A New Model for Matching Advanced Boosting Systems to Automotive Diesel Engines 2014-01-1078
Boosting technologies have been key enablers for automotive engines development through downsizing and downspeeding. In this situation, numerous multistage boosting systems have appeared in the last decade. The complexity arising from multistage architectures requires an efficient matching methodology to obtain the best overall powertrain performance.

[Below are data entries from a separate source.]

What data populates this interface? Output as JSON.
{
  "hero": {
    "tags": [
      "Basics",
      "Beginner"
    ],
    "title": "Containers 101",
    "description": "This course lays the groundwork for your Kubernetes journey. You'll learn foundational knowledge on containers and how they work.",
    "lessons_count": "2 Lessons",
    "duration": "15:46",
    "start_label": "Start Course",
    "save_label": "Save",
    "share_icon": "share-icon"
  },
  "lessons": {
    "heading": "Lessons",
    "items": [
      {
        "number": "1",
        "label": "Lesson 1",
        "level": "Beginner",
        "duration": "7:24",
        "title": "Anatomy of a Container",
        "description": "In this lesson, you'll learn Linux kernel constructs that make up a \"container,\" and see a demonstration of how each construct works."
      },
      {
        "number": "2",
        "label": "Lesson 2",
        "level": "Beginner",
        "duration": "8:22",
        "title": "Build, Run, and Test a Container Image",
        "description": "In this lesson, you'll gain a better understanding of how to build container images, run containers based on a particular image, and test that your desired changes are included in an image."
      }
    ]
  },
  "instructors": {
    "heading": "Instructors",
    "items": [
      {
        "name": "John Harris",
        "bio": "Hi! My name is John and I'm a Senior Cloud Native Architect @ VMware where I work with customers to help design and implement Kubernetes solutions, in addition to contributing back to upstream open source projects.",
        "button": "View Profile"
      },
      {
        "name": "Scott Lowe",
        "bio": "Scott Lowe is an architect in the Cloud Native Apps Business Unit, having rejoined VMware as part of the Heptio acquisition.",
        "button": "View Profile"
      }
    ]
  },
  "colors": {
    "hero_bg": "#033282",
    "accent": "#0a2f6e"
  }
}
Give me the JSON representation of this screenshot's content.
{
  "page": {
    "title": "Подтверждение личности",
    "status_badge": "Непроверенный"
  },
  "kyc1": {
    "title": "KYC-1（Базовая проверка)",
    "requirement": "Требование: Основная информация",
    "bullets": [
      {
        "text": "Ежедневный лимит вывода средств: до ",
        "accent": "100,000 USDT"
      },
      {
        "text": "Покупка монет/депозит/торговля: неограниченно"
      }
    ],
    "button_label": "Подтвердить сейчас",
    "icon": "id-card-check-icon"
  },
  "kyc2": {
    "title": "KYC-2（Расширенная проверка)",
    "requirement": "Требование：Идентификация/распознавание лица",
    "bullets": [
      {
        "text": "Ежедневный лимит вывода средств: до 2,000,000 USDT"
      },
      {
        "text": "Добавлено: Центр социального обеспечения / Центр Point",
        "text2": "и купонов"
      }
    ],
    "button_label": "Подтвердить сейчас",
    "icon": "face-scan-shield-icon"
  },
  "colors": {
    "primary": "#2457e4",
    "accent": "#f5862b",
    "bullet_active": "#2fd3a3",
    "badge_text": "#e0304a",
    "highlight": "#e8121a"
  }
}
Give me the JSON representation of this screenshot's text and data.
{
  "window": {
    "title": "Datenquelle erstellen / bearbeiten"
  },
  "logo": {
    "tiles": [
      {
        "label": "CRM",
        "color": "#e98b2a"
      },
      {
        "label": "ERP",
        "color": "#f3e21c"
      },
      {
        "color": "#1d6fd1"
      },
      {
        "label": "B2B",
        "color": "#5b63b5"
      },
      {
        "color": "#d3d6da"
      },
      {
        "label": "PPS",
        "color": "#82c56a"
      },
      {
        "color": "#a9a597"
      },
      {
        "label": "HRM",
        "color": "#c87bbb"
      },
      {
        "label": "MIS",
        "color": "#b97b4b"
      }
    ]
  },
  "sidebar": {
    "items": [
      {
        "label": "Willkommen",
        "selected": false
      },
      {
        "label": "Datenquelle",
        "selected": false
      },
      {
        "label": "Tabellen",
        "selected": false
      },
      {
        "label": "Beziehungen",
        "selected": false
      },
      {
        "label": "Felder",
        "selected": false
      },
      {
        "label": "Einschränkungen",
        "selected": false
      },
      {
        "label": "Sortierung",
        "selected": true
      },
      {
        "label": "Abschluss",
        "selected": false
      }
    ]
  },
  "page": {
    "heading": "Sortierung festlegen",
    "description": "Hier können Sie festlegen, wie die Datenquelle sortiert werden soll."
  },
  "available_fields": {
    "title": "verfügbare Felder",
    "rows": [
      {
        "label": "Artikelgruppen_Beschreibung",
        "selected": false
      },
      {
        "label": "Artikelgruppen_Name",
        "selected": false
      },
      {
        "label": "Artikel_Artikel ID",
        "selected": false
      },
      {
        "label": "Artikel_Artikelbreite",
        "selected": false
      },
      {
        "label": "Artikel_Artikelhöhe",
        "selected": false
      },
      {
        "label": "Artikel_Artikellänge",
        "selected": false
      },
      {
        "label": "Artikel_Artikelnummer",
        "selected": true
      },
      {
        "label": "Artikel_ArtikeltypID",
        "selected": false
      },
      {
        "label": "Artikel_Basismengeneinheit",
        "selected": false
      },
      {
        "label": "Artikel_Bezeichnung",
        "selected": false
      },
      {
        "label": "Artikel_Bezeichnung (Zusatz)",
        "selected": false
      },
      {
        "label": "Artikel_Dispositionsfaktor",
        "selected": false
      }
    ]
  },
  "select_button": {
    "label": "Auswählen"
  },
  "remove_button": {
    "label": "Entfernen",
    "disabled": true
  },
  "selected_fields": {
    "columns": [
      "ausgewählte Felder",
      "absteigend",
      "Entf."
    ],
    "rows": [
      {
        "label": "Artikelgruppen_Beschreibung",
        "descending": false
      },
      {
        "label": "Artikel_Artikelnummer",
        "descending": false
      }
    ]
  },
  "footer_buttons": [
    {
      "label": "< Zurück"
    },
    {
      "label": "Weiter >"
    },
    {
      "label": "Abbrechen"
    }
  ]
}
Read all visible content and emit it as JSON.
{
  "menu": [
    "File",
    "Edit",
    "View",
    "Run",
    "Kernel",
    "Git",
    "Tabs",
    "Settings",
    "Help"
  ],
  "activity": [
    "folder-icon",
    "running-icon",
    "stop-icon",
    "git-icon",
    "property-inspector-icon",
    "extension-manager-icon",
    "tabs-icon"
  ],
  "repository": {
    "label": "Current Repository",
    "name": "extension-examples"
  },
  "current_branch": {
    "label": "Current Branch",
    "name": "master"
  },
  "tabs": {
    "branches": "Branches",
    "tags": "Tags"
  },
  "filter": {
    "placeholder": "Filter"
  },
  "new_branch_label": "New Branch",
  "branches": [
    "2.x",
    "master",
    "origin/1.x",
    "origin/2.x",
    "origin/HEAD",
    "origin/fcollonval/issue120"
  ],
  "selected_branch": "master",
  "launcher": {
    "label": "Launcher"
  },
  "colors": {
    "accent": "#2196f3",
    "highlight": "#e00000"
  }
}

The paper presents a model aimed to choose the best 2-stage boosting system architecture able to meet required criteria on boosting pressure, EGR ratios for both short and long route loops while respecting the engine thermo-mechanical limits such as in-cylinder pressure, compressor outlet temperature and exhaust manifold temperature. The model includes filling-and-emptying 0D elements together with mean value. The engine model is set in a way that, for given requirements and boosting system layout, calculates in seconds if the requirements will be achieved and the position of variable geometry, waste-gate, EGR and by-pass valves. The model is thus inversed thanks to a new representation of turbine maps that converts the classical iterative matching procedure in straight forward. The model can be also used in a predictive manner to calculate the engine transient response.
The model has been calibrated to 3 different turbocharged diesel engines. The model gives good results provided that wave effects are not important. This is the case of compact exhaust manifolds, typically used in turbocharged diesel engines, below 3500 rpm. Tuned intake air lines can be taken into account through a tuning parameter affecting boosting pressure.
An example is given in the paper for the matching procedure in a 2-stage, double route EGR, including steady and transient results.